From: Yu-cheng Yu <[email protected]>
Account shadow stack pages to stack memory.
Signed-off-by: Yu-cheng Yu <[email protected]>
Co-developed-by: Rick Edgecombe <[email protected]>
Signed-off-by: Rick Edgecombe <[email protected]>
Cc: Kees Cook <[email protected]>
---
v2:
- Remove is_shadow_stack_mapping() and just change it to directly bitwise
and VM_SHADOW_STACK.
Yu-cheng v26:
- Remove redundant #ifdef CONFIG_MMU.
Yu-cheng v25:
- Remove #ifdef CONFIG_ARCH_HAS_SHADOW_STACK for is_shadow_stack_mapping().
mm/mmap.c | 5 +++++
1 file changed, 5 insertions(+)
diff --git a/mm/mmap.c b/mm/mmap.c
index f0d2e9143bd0..8569ef09614c 100644
--- a/mm/mmap.c
+++ b/mm/mmap.c
@@ -1682,6 +1682,9 @@ static inline int accountable_mapping(struct file *file, vm_flags_t vm_flags)
if (file && is_file_hugepages(file))
return 0;
+ if (vm_flags & VM_SHADOW_STACK)
+ return 1;
+
return (vm_flags & (VM_NORESERVE | VM_SHARED | VM_WRITE)) == VM_WRITE;
}
@@ -3289,6 +3292,8 @@ void vm_stat_account(struct mm_struct *mm, vm_flags_t flags, long npages)
mm->exec_vm += npages;
else if (is_stack_mapping(flags))
mm->stack_vm += npages;
+ else if (flags & VM_SHADOW_STACK)
+ mm->stack_vm += npages;
else if (is_data_mapping(flags))
mm->data_vm += npages;
}
--
2.17.1
On Thu, Sep 29, 2022 at 03:29:16PM -0700, Rick Edgecombe wrote:
> From: Yu-cheng Yu <[email protected]>
>
> Account shadow stack pages to stack memory.
>
> Signed-off-by: Yu-cheng Yu <[email protected]>
Reviewed-by: Kees Cook <[email protected]>
--
Kees Cook
On Thu, Sep 29, 2022 at 03:29:16PM -0700, Rick Edgecombe wrote:
> From: Yu-cheng Yu <[email protected]>
>
> Account shadow stack pages to stack memory.
>
> Signed-off-by: Yu-cheng Yu <[email protected]>
> Co-developed-by: Rick Edgecombe <[email protected]>
> Signed-off-by: Rick Edgecombe <[email protected]>
> Cc: Kees Cook <[email protected]>
>
> ---
>
> v2:
> - Remove is_shadow_stack_mapping() and just change it to directly bitwise
> and VM_SHADOW_STACK.
>
> Yu-cheng v26:
> - Remove redundant #ifdef CONFIG_MMU.
>
> Yu-cheng v25:
> - Remove #ifdef CONFIG_ARCH_HAS_SHADOW_STACK for is_shadow_stack_mapping().
>
> mm/mmap.c | 5 +++++
> 1 file changed, 5 insertions(+)
>
> diff --git a/mm/mmap.c b/mm/mmap.c
> index f0d2e9143bd0..8569ef09614c 100644
> --- a/mm/mmap.c
> +++ b/mm/mmap.c
> @@ -1682,6 +1682,9 @@ static inline int accountable_mapping(struct file *file, vm_flags_t vm_flags)
> if (file && is_file_hugepages(file))
> return 0;
>
> + if (vm_flags & VM_SHADOW_STACK)
> + return 1;
> +
> return (vm_flags & (VM_NORESERVE | VM_SHARED | VM_WRITE)) == VM_WRITE;
Hm.
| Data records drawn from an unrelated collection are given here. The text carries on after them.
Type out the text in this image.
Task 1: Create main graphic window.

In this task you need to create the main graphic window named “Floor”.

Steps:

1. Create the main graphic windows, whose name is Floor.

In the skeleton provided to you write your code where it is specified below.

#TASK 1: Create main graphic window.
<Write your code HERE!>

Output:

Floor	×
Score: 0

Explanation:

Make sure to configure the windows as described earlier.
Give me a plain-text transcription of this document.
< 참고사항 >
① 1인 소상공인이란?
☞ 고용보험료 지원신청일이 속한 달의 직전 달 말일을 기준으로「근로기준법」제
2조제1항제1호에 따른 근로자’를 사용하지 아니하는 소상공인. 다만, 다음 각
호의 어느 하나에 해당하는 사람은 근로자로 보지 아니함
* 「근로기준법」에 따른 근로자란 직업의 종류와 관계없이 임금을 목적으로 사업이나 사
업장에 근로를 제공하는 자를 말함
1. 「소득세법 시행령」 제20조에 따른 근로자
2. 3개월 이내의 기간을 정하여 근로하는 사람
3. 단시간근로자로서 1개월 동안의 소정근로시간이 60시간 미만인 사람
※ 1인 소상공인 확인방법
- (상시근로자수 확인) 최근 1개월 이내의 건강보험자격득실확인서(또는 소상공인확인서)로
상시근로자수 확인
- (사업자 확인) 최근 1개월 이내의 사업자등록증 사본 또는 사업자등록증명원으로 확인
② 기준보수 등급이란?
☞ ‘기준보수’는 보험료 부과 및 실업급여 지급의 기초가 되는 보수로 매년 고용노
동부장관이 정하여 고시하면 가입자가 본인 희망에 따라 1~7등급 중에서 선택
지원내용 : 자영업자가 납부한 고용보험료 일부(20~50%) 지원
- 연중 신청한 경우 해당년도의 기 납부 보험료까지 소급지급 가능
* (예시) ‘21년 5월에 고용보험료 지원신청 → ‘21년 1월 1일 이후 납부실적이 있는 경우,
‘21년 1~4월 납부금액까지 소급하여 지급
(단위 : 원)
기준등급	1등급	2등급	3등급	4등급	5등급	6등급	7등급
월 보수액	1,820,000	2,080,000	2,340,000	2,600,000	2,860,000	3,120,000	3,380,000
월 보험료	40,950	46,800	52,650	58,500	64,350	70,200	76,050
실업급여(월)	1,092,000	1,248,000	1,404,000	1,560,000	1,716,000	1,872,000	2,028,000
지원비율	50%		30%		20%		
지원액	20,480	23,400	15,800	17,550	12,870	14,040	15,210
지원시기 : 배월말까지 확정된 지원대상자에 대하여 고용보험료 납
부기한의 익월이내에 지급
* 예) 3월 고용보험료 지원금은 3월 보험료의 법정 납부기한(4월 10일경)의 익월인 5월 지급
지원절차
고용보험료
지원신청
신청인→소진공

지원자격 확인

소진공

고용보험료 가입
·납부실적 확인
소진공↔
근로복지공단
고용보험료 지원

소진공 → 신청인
Isn't the last check true for shadow stack too? IIUC, shadow stack has
VM_WRITE set, so accountable_mapping() should work correctly as is.
--
Kiryl Shutsemau / Kirill A. Shutemov
On Tue, 2022-10-04 at 03:03 +0300, Kirill A . Shutemov wrote:
> > + if (vm_flags & VM_SHADOW_STACK)
> > + return 1;
> > +
> > return (vm_flags & (VM_NORESERVE | VM_SHARED | VM_WRITE)) ==
> > VM_WRITE;
>
> Hm. Isn't the last check true for shadow stack too? IIUC, shadow
> stack has
> VM_WRITE set, so accountable_mapping() should work correctly as is.
They are not always VM_WRITE, that can have it removed via mprotect().
But in that case it is just specially tagged read only memory, so
probably isn't accountable. So, yea, I'll remove it. Thanks.